A writers (novel) journey

5 minute read

Five years ago I started writing my first novel, an idea birthed when I was doing a creative writing course . Excited by the idea of writing a book, I innocently took on the challenge, without a second thought.

It was difficult trying to find the time to write amongst everything else I do. Most times it wasn’t a priority and was painfully placed at the bottom of my things to do this list. In those moments the doubts and frustrations grew.

Life just threw stuff at me and knocked me sideways for months, leaving me licking my wounds and rebuilding, until I was able to get moving again.

There were the ‘not writing’ months which lead to a change in my writing style and I would spend months re-reading and re-writing chapters. There were periods when I couldn’t write, when the writers block consumed and took control.

I would sit down, laptop ready and expectant, but my mind would be completely blank.

These writing sessions usually ended in tears and more doubts.

Special writing sessions did exist and I did not want these to end. Ideas and motivation flowed freely, fingertips and keyboard keys became one, and the need to write something (anything) took over and I got lost in sentences.

Coming from a poetry background, I continually questioned my writing style. Was it too poetic? Would readers get my creativity? Did it have too much description? I would sigh when I (again) went on about a sunrise for almost a half a page.

I became confused with story lines, character developments, conflict decisions and chapter structuring. I found writing conversations hard to do and avoided them completely.

When sessions ended in doubt I went to Twitter and connected with other authors who encouraged and motivated me. In my personal space, I mediated and prayed.

I doubted (yes I am again saying this word) myself and my abilities, and wondered if someone out there would really read my work.

‘A writer finds their voice after the first 10,000 words.’ My 10,000 words came and went, and I was still looking for my voice.

When I first had the idea of writing this blog post, my instant thought was “I’m not qualified to be giving writing advice.” I’m still a beginner myself, I’m not done yet and there is so much more for me too learn and do!

“I am an unpublished poet and writer.”

But I realised there would be others in the place I was five years ago, with a great idea and a passion to start writing. And like me, feeling overwhelmed and unsure where to start. So I thought why not share some of my experiences and just hope it will inspire someone else.

All I can give advice on is the things that helped me along my ‘unfinished’ writing journey.

I created my writing space:

My writing cave allows me to close a door and not open it until I have done something. I must admit it took me a while to create a space and I wished I done it earlier. My writing sessions became more fulfilled.

I wrote more, had more ideas and my confidence grew.

I became more serious about writing and felt like a professional. I even changed the way I labeled myself and started calling myself a writer. I am a writer with a part time job. Why not?

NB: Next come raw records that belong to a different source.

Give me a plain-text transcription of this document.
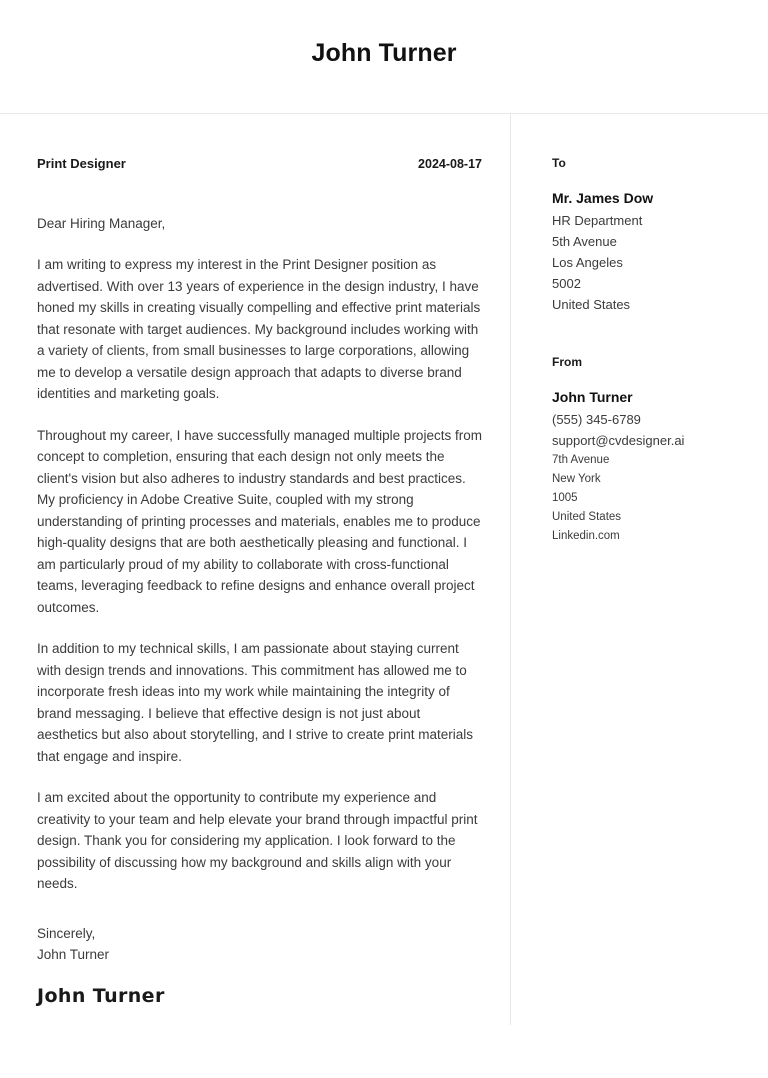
John Turner
Print Designer	2024-08-17
Dear Hiring Manager,

I am writing to express my interest in the Print Designer position as advertised. With over 13 years of experience in the design industry, I have honed my skills in creating visually compelling and effective print materials that resonate with target audiences. My background includes working with a variety of clients, from small businesses to large corporations, allowing me to develop a versatile design approach that adapts to diverse brand identities and marketing goals.

Throughout my career, I have successfully managed multiple projects from concept to completion, ensuring that each design not only meets the client's vision but also adheres to industry standards and best practices. My proficiency in Adobe Creative Suite, coupled with my strong understanding of printing processes and materials, enables me to produce high-quality designs that are both aesthetically pleasing and functional. I am particularly proud of my ability to collaborate with cross-functional teams, leveraging feedback to refine designs and enhance overall project outcomes.

In addition to my technical skills, I am passionate about staying current with design trends and innovations. This commitment has allowed me to incorporate fresh ideas into my work while maintaining the integrity of brand messaging. I believe that effective design is not just about aesthetics but also about storytelling, and I strive to create print materials that engage and inspire.

I am excited about the opportunity to contribute my experience and creativity to your team and help elevate your brand through impactful print design. Thank you for considering my application. I look forward to the possibility of discussing how my background and skills align with your needs.

Sincerely,
John Turner
John Turner
To
Mr. James Dow
HR Department
5th Avenue
Los Angeles
5002
United States
From
John Turner
(555) 345-6789
support@cvdesigner.ai
7th Avenue
New York
1005
United States
Linkedin.com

I have the right to define my unpublished status.”

I just wrote:

You hear this often “to be a writer, you have to write.” It doesn’t matter what or how much. Don’t worry about your writing style, your story line, if this chapter should start with this sentence. What is the right writing theory? It doesn’t matter. Too often I became overwhelmed with structure that my writing sessions ended very quickly. I would compare my writing style and methods with others and feel I was doing something wrong. Nothing seemed good enough!

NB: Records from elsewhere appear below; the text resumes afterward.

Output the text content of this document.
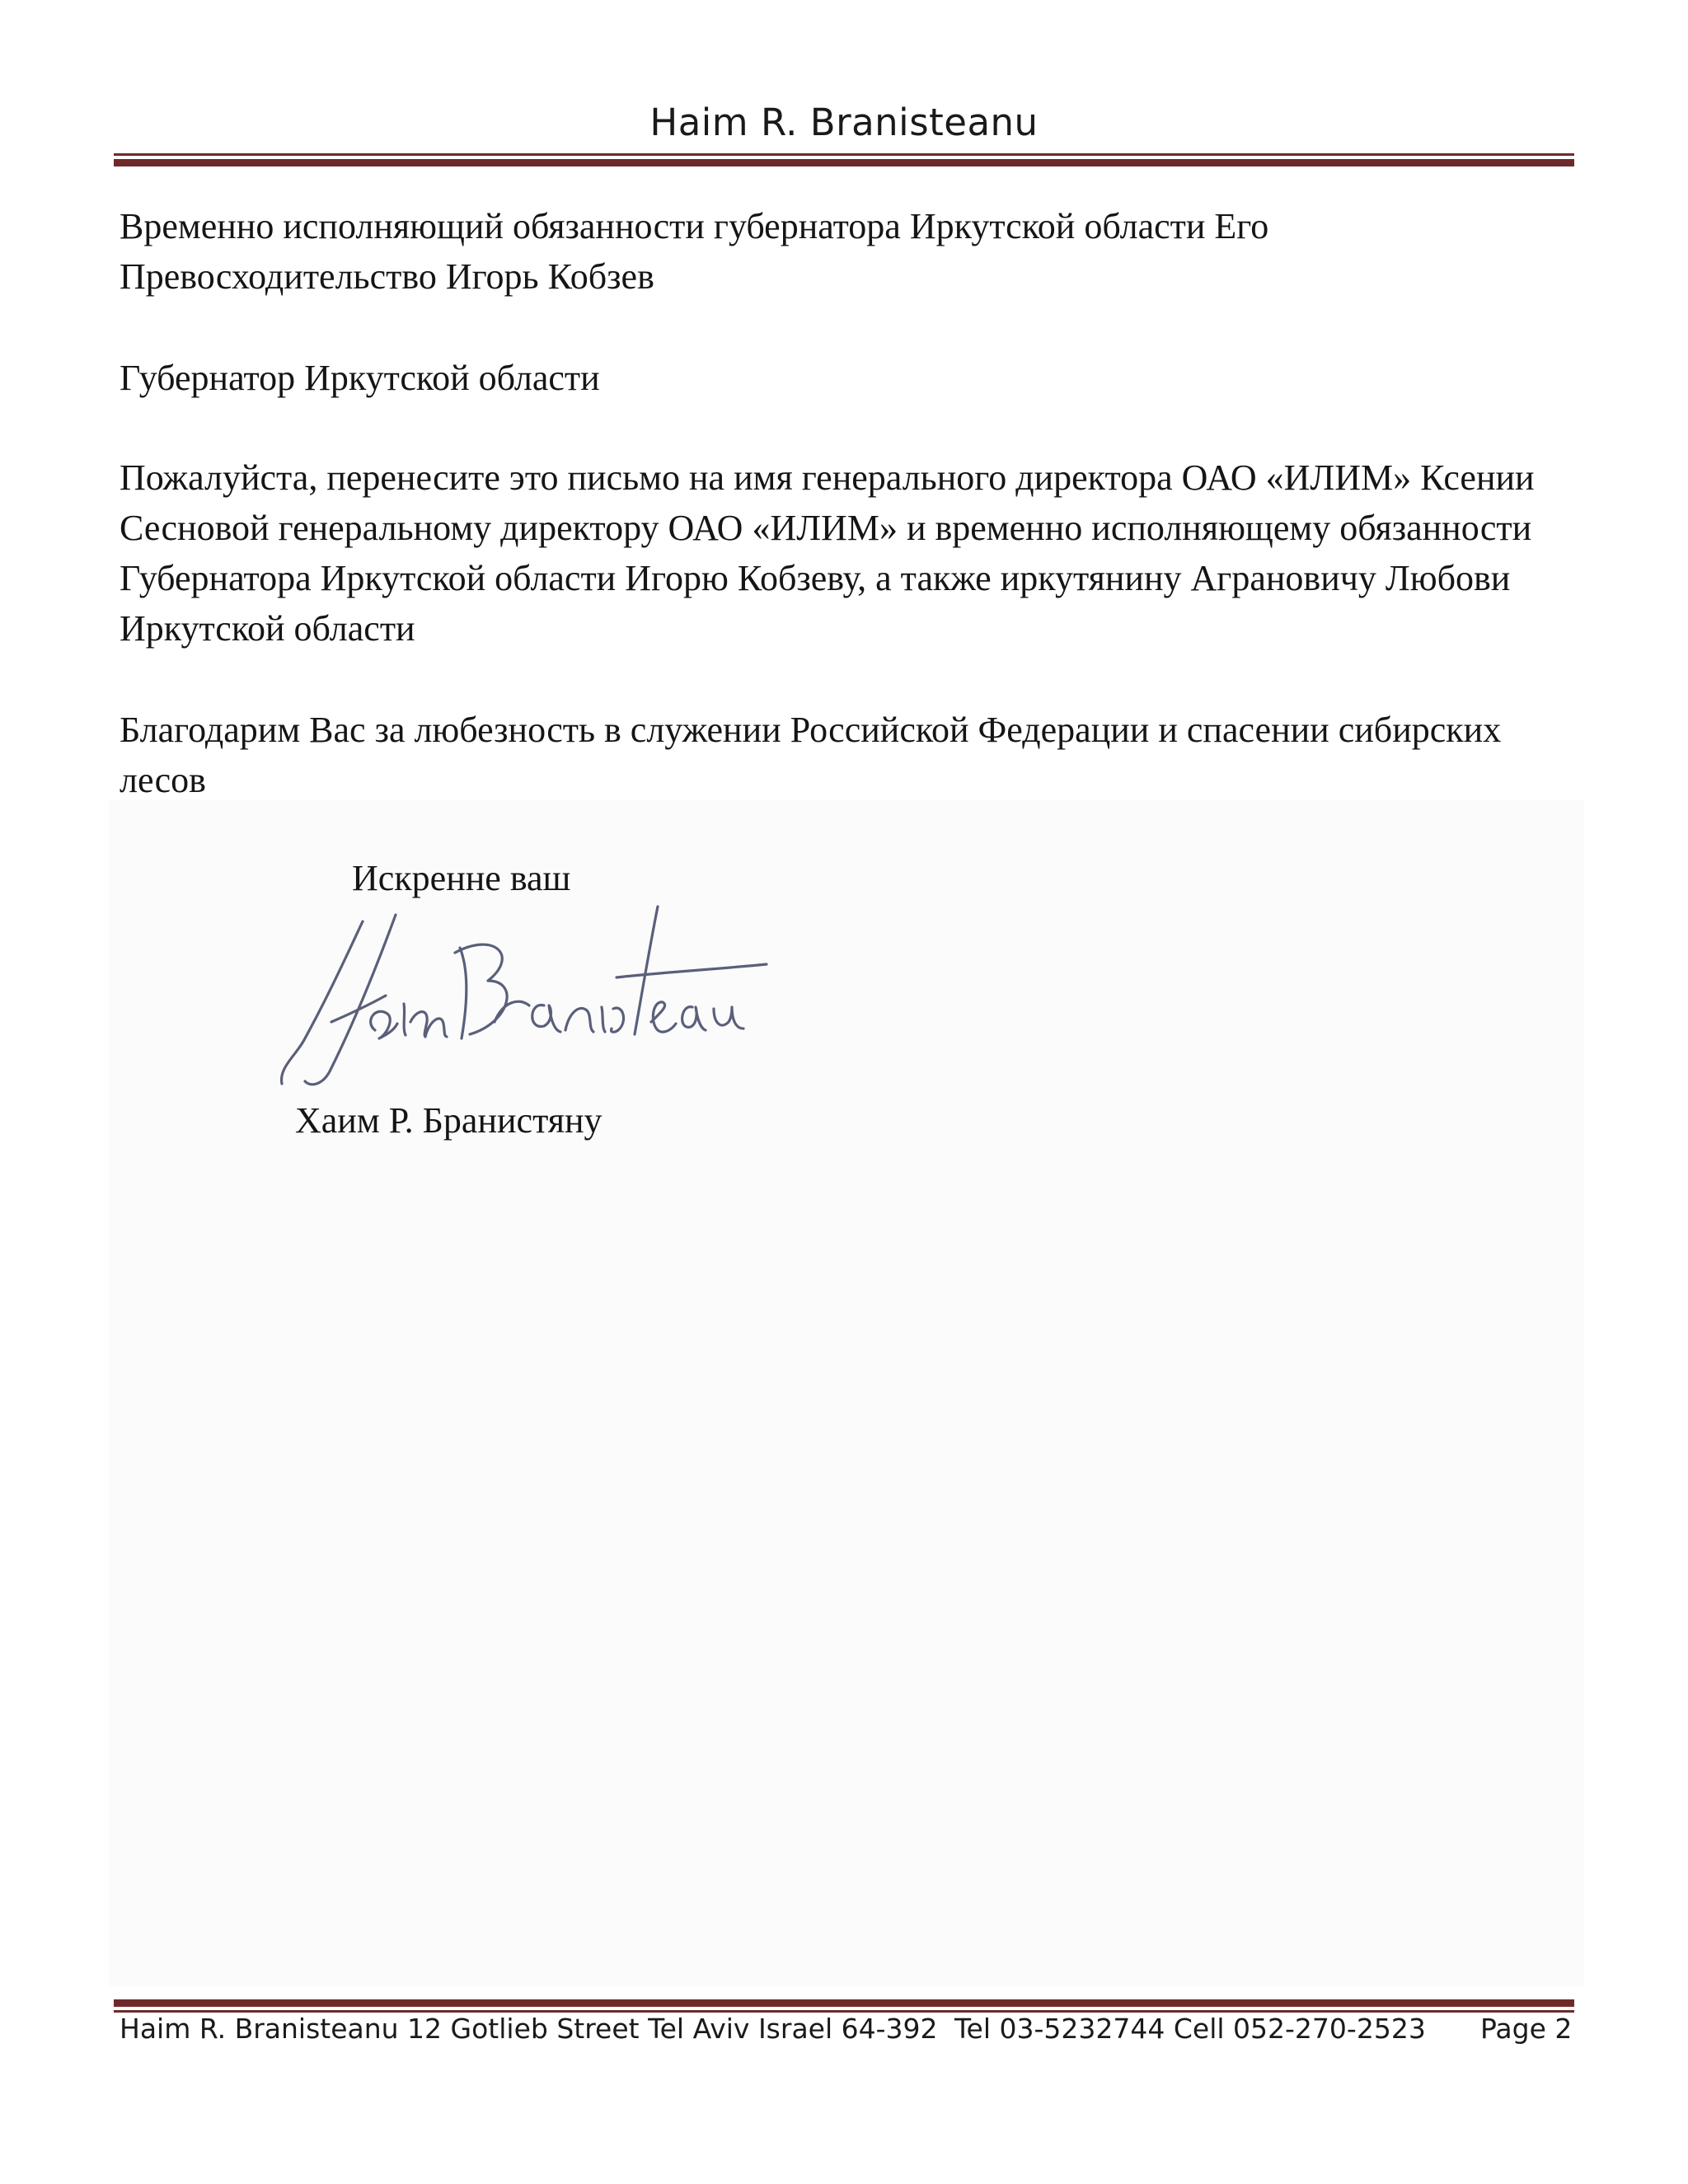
Haim R. Branisteanu
Временно исполняющий обязанности губернатора Иркутской области Его Превосходительство Игорь Кобзев
Губернатор Иркутской области
Пожалуйста, перенесите это письмо на имя генерального директора ОАО «ИЛИМ» Ксении Сесновой генеральному директору ОАО «ИЛИМ» и временно исполняющему обязанности Губернатора Иркутской области Игорю Кобзеву, а также иркутянину Аграновичу Любови Иркутской области
Благодарим Вас за любезность в служении Российской Федерации и спасении сибирских лесов
Искренне ваш
Хаим Р. Бранистяну
Haim R. Branisteanu 12 Gotlieb Street Tel Aviv Israel 64-392 Tel 03-5232744 Cell 052-270-2523 Page 2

There is no right or wrong way to write. Period.”

Does my story make sense? Did I pay attention to details? My writing plan? What is that?

There is something beautiful about writing with freedom, letting the words flow and allowing them to tumble out. And before you know it, you have something, 200 words, 500 words. You can then read, re-write and expand.

I talked about my dream:

This does not come naturally to me but sharing my writing journey on social networking sites helped. I networked and talked to other writers, asked questions and shared my concerns. I gave friends draft chapters to read and asked them what they thought.

Later on I told people I was a writer when they asked me what I did and quickly afterwards I told them my actual paid job. This built my confident and created accountability. The more I talked, the more people expected me to do, it was (and still is) the push to keep going.

I found time to write:

This was something I struggled with at the beginning. I did not know where to start, life just seemed too busy and when I did have the time, I was not in a writing-mood.

“I realised there is no such thing as a writing-mood, you just have to do it. “

A few years ago I met a lovely ninety-three year old woman who told “you have to fight for my time!” I have never forgot that!

I have done different things to create time:

  • Take advantage of my flexibility at work.
  • Look at my week ahead and noted my free time.
  • Have a dedicated writing day.
  • Explore how I spent my time.
  • Reduced useless activities.
  • Got rid of distractions during my writing time.

Most times it worked but there were occasions when the unexpected caused me to be busy.

“For the things I could control, I needed to have self-control”

I often had a ‘no phone’ period, wake up early so I can cook a meal, leave for work extra early so I can sit in a coffee shop for an hour or two to write.

What things do you need to de-clutter to create more time?

I stopped feeling bad

There have been many times when I did not do what I needed to do. I had no self-control, had not written enough, have felt ‘if only I was more…’ (you fill in the blanks), earlier on in my journey I would be further along my journey. You get the picture. I’m not even going to write a lot about this because there is no point in dwelling on past writing failures.